Surgical Micro-endoscopes for the Developing World
Scott Howard, Department of Electrical Engineering (UND)
Medical imaging technology is crucial for accurate diagnosis, and it is an invaluable tool during therapy and surgery. The developing world, however, lacks access to even basic imaging tools. Additionally, many medical conditions – some as simple as a tooth infection – may become fatal if left untreated or incompletely treated. Clinics cannot rely on follow-up visits to treat secondary infections and must properly treat tooth infections (i.e., root canals) without the aid of large, expensive, and power hungry x-ray technology that is available in more developed regions. While x-ray imaging is considered the standard procedure for evaluating surgical performance of a root canal, recent work has demonstrated the feasibility of micro-endoscopic surgical techniques.[i] The REU student will work to design, fabricate, and characterize a low cost micro-endoscope (outer diameter 0.7-0.5 mm) that combines advances in off-the-shelf imaging fiber bundle technology, semiconductor-based photodetector arrays (e.g., CCD), and displays. The device will be similar to previous endoscopic devices[ii] but with significantly simpler design and a flexible fiber bundle. This project is enabled by the low-cost, low-power, ubiquitous, and high-resolution cameras and displays developed for advanced cellular phones. The micro-endoscope performance will be evaluated in collaboration with dental students performing procedures in Madagascar with Stony Brook School of Dental Medicine.

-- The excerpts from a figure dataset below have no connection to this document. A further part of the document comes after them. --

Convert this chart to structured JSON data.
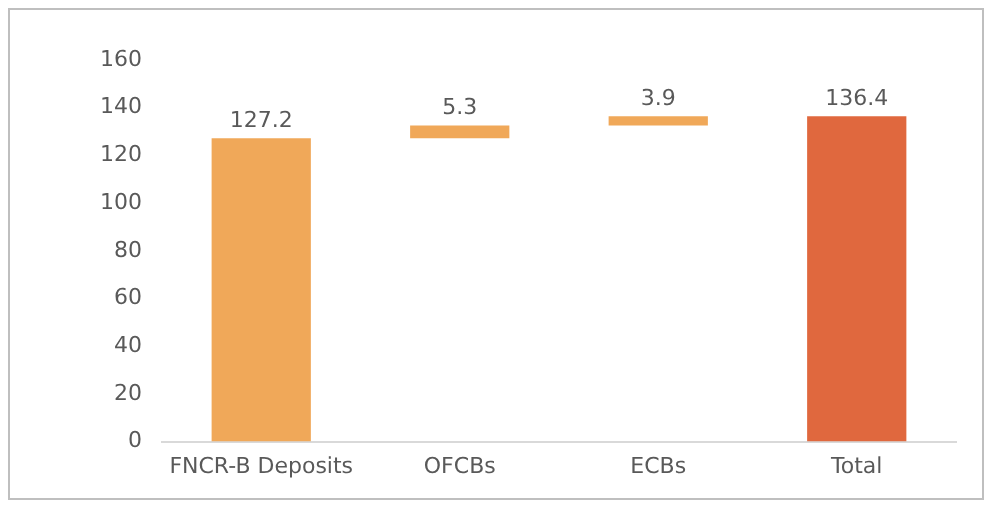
{
  "chart_data": {
    "type": "bar",
    "categories": [
      "FNCR-B Deposits",
      "OFCBs",
      "ECBs",
      "Total"
    ],
    "values": [
      127.2,
      5.3,
      3.9,
      136.4
    ],
    "base": [
      0,
      127.2,
      132.5,
      0
    ],
    "colors": [
      "#f0a859",
      "#f0a859",
      "#f0a859",
      "#e0683e"
    ],
    "ylim": [
      0,
      160
    ],
    "yticks": [
      0,
      20,
      40,
      60,
      80,
      100,
      120,
      140,
      160
    ],
    "grid": false,
    "legend": false,
    "data_labels": true
  }
}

[i] Moshonov J, Michaeli E, Nahlieli O., “Endoscopic root canal treatment.” Quintessence Int., 40(9) 739-44, 2009
[ii] Huland, D. M. Huland; Brown, Christopher M; Howard, Scott S; Ouzounov, Dimitre G; Pavlova, Ina; Wang, Ke; Rivera, David R; Webb, Watt W; Xu, Chris, “In vivo imaging of unstained tissues using long gradient index lens multiphoton endoscopic systems.” Biomed Opt Expresss 3, 1077–85 (2012).